The U.S. Department of Justice is investigating Chicago-based Oak Street Health for possible violations of the False Claims Act, according to a regulatory filing Monday.
The Justice Department requested information from Oak Street on Nov. 1 on its arrangements with third-party marketing agents over the free transportation services the primary care provider offers to its adult Medicare patients, Oak Street said in the filing.
Oak Street said it plans to cooperate with the government.
"We are currently unable to predict the outcome of this investigation or whether litigation is probable," Oak Street said in the filing. "Regardless of the outcome, this inquiry has the potential to have an adverse impact on us due to any related defense and settlement costs, diversion of management resources and other factors."
The Justice Department did not respond to a request for comment, and Oak Street deferred to language in the filing about the investigation.
David McLean Jr., a partner at legal firm Hall Booth Smith, said investigations like this are not uncommon, and he expects to see more scrutiny of healthcare providers moving forward.

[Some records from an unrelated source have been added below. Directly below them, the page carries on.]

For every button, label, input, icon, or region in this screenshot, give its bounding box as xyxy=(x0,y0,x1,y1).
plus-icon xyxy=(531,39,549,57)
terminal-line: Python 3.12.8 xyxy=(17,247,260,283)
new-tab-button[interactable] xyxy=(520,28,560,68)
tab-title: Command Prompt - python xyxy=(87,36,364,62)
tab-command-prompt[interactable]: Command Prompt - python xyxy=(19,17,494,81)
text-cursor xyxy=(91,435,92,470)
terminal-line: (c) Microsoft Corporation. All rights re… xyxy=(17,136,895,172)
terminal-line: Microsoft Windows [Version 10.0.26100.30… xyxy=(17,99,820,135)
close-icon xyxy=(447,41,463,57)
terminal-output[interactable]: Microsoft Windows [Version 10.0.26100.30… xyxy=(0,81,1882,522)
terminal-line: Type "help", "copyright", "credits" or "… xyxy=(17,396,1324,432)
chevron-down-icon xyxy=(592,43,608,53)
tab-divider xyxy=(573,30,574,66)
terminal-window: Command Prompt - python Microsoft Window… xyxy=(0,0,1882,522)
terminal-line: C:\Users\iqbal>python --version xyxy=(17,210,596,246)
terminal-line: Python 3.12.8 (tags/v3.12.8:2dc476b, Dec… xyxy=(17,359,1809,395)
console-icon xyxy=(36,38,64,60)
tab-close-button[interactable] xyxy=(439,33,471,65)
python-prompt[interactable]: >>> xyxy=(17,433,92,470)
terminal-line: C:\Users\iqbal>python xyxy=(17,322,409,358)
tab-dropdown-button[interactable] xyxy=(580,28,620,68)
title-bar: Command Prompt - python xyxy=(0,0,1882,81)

"The government has been increasingly engaging in some of these activities," McLean said.
Often, the Justice Department learns of potential violations through data mining or when a whistleblower comes forward, McLean said. The investigations have been favorable for the government, resulting in billions of dollars in settlements. Whistleblowers also are entitled to some of the settlement.
While it's not a foregone conclusion that the Justice Department will determine that a provider is in violation of the False Claims Act, federal prosecutors "probably already made a preliminary determination" that a violation occurred before it sent Oak Street a civil investigative demand, McLean said.
In its filing, Oak Street said violations could lead to being removed from government healthcare programs, fines and penalties or repayments for patient services.